Residents of the Greenstreet area endured a chilly start to the Passover season this week, when their apartment building was evacuated for a fire alert Tuesday.

It was after midnight when scores of residents filed together into the park, as fire crews examined the building before declaring it was safe to re-enter.

While most folks were clothed only in pyjamas and robes, one group were fully dressed – since they had been taking part in the traditional seder that often continues until the early hours.

They were guests of Judah Bitensky, one of the the last Jewish residents of a building that was once a hub for the East Broadway Jewish community.
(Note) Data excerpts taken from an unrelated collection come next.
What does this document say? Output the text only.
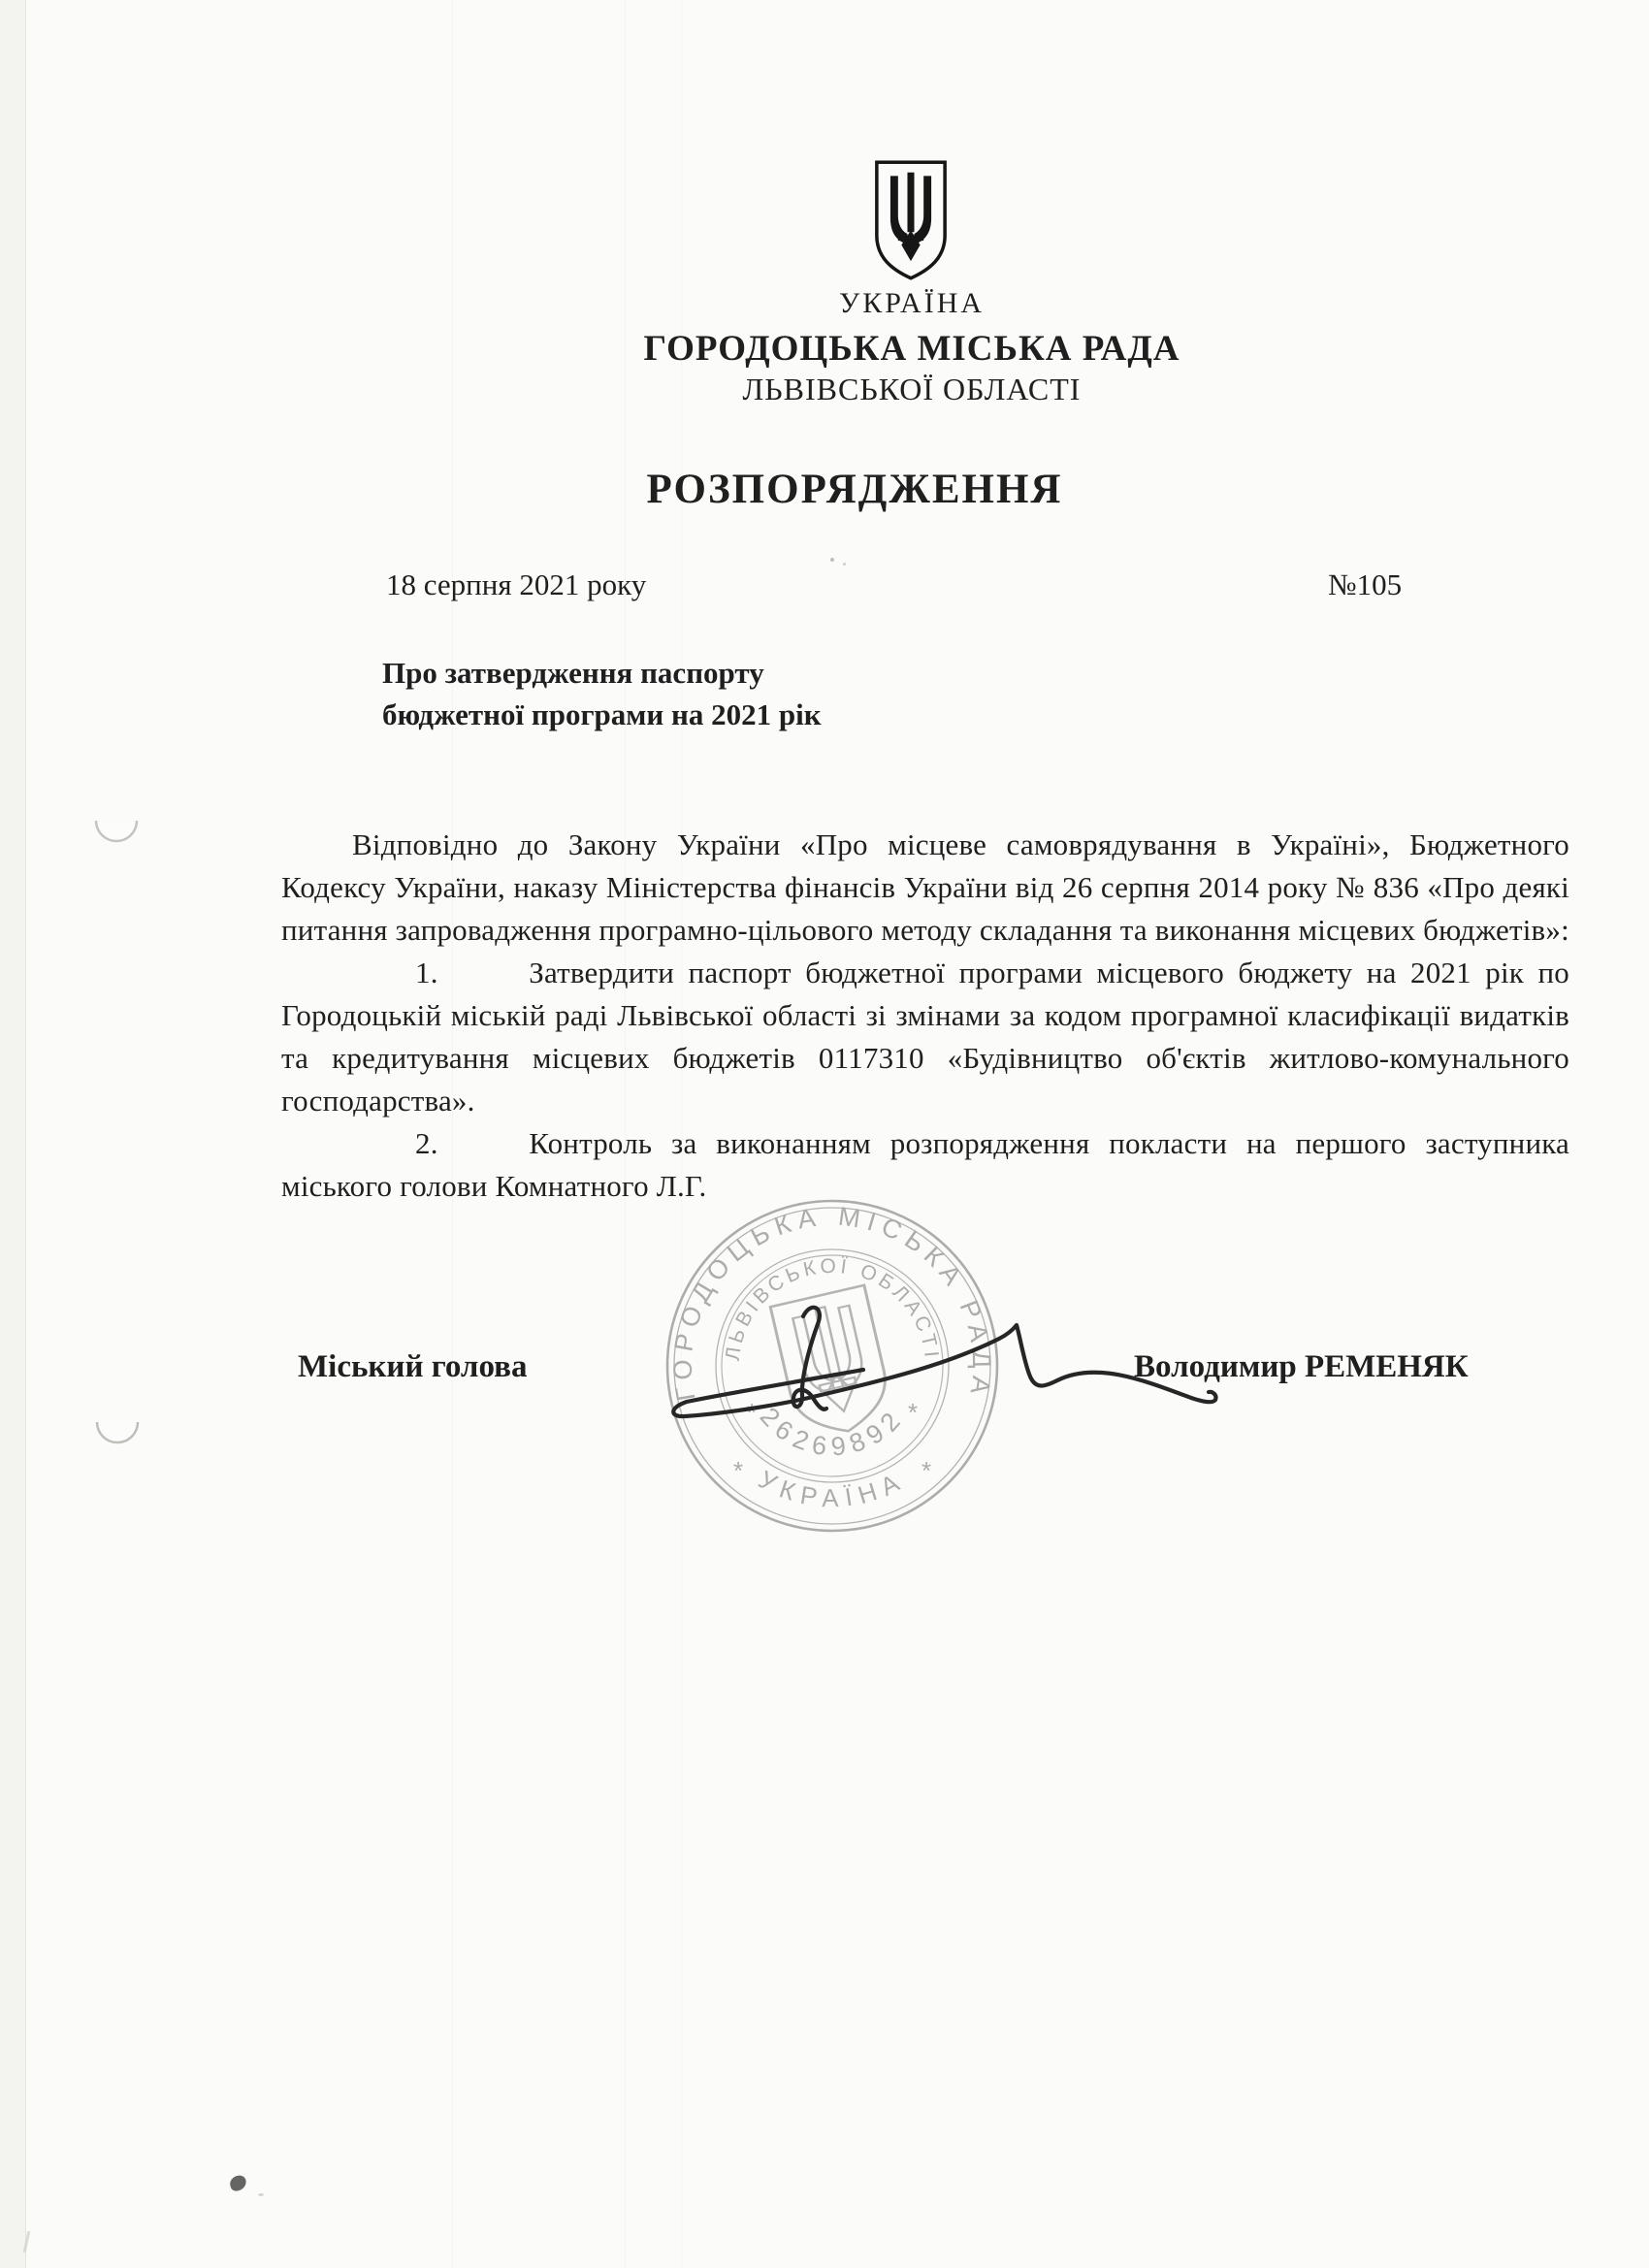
УКРАЇНА
ГОРОДОЦЬКА МІСЬКА РАДА
ЛЬВІВСЬКОЇ ОБЛАСТІ
РОЗПОРЯДЖЕННЯ
18 серпня 2021 року	№105
Про затвердження паспорту
бюджетної програми на 2021 рік

Відповідно до Закону України «Про місцеве самоврядування в Україні», Бюджетного Кодексу України, наказу Міністерства фінансів України від 26 серпня 2014 року № 836 «Про деякі питання запровадження програмно-цільового методу складання та виконання місцевих бюджетів»:

1.   Затвердити паспорт бюджетної програми місцевого бюджету на 2021 рік по Городоцькій міській раді Львівської області зі змінами за кодом програмної класифікації видатків та кредитування місцевих бюджетів 0117310 «Будівництво об'єктів житлово-комунального господарства».

2.   Контроль за виконанням розпорядження покласти на першого заступника міського голови Комнатного Л.Г.

ГОРОДОЦЬКА МІСЬКА РАДА
УКРАЇНА
ЛЬВІВСЬКОЇ ОБЛАСТІ
26269892
*	*
*	*
Міський голова	Володимир РЕМЕНЯК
It appears that Mr Bitensky, janitor at one of the area’s remaining synagogues, hosts an annual seder meal at his home – inviting all those who have no other home to go to.

‘It’s kind of a tradition,’ said Irving Tannenbaum, 66 and a regular. ‘Every year Judah opens his door to people like us. Some of the crowd are elderly and live alone. Some are, you know, street people. It’s quite a scene in there.’

Rivvy Gold, 51 and homeless, added, ‘It’s the best meal I get all year. This is the one night I feel like I have family.’

Downtown Express counted twenty-six people heading back into Mr Bitensky’s tiny apartment – including three in wheelchairs and two on crutches. Reluctant to give an interview to a reporter, Mr Bitensky was asked how he was able to feed so many, despite living on a meager income himself. ‘Somehow I manage,’ he said. ‘I don’t quite know how.’